Шрифт:
Интервал:
Закладка:
В какой-то момент Генезип свернулся в клубок, словно укушенный, к примеру, скорпионом. Он должен насытиться за все времена и упущенные шансы — бесконечность не объять, но должно произойти нечто такое, что ему ее заменит. Ведь на самом деле ничего нет — кроме этой комнаты, Элизы и ее непобедимой красоты. Он не думал ни о чем, но в нем творилось что-то ужасающее. Все тайные знаки прежних снов предстали перед ним на этой гостиничной кровати. Впереди никакой жизни — будущее стало мертвым, бессмысленным словом. Семья, знакомые, Коцмолухович, Польша, нависшая над ней безнадежная война, — что все это значило в сравнении с возможностью залпом проглотить и мир и себя, совершив некий безумный поступок, притом без всякого труда и усилий. Только начать — а дальше само пойдет.
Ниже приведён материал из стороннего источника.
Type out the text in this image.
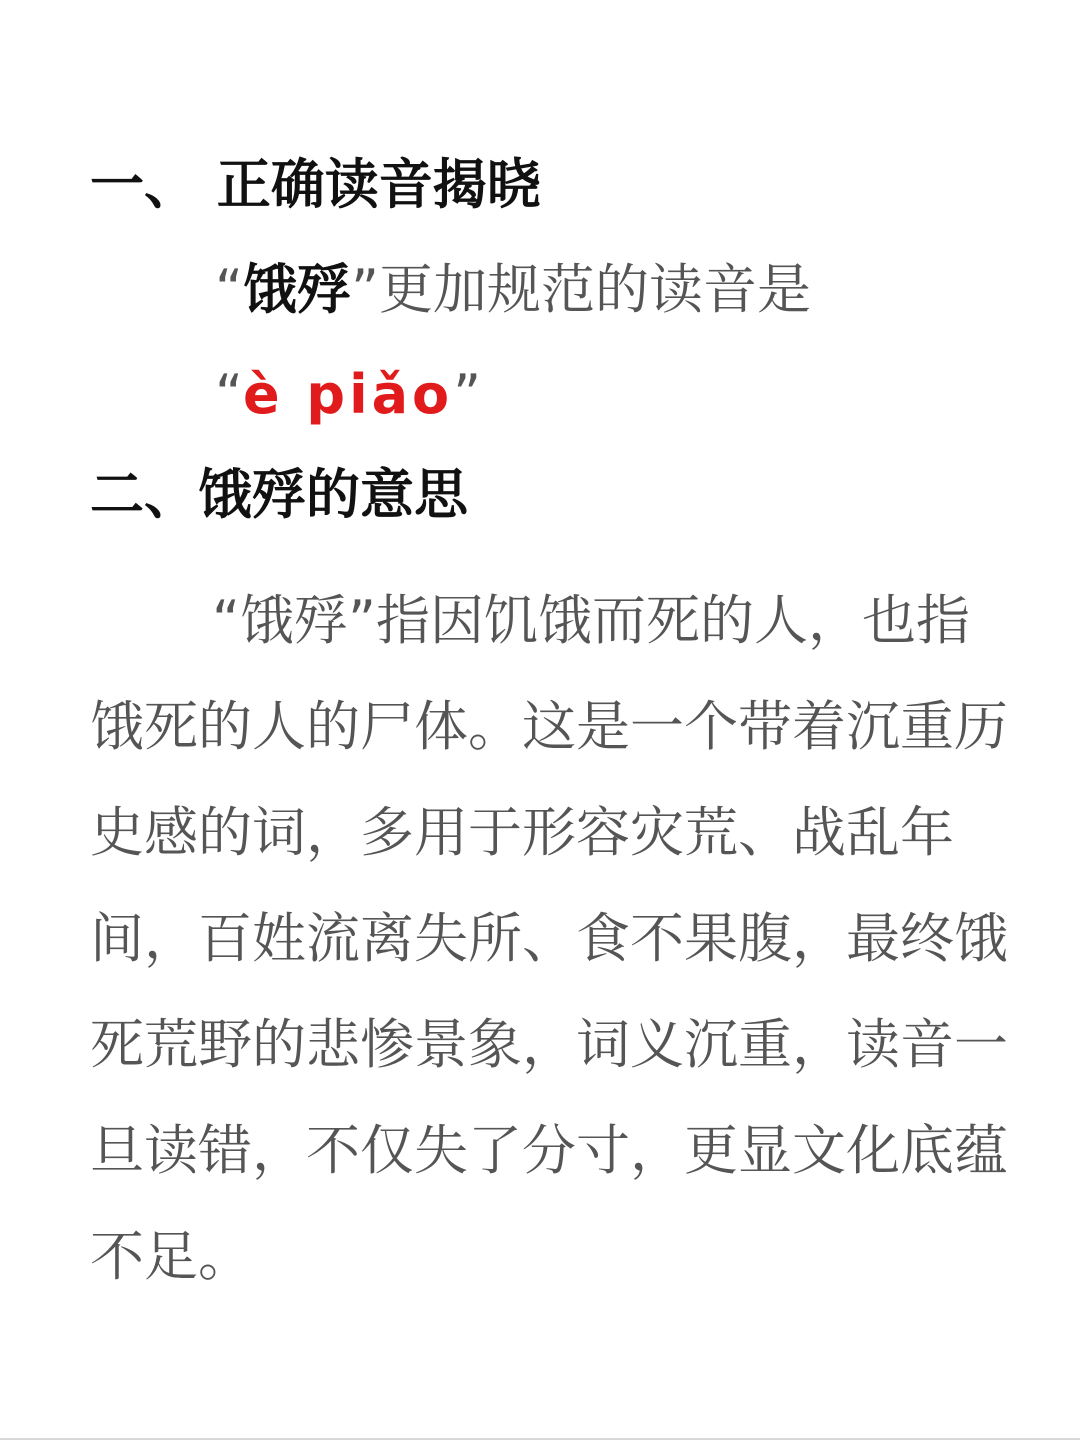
一、 正确读音揭晓
“饿殍”更加规范的读音是
“è piǎo”
二、饿殍的意思
“饿殍”指因饥饿而死的人，也指饿死的人的尸体。这是一个带着沉重历史感的词，多用于形容灾荒、战乱年间，百姓流离失所、食不果腹，最终饿死荒野的悲惨景象，词义沉重，读音一旦读错，不仅失了分寸，更显文化底蕴不足。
Казалось, синие кольца бесконечной спирали закружились в центре его естества (которое было центром вселенной), когда он вгляделся в закатившиеся в безумном экстазе наслаждения невинные, а теперь такие чужие, зверо-ангельские глаза жены, — это уже была не жена, не любовница, а какая-то инфернальная скотобогиня, воплощение хрупкости всего на свете, течения бесценно дорогого времени, чего-то, что драгоценней всего. И это было реально! Ха! Как поверить в это, как удержать живое пламя высшего чуда, как из этой летучей, едва мерцающей мглы, из этой до боли ядовитой безвозвратности неуловимого мгновения сотворить хотя бы к у с о ч е к в е ч н о с т и, твердеющей в жестких, костлявых лапах воли. Все тщетно.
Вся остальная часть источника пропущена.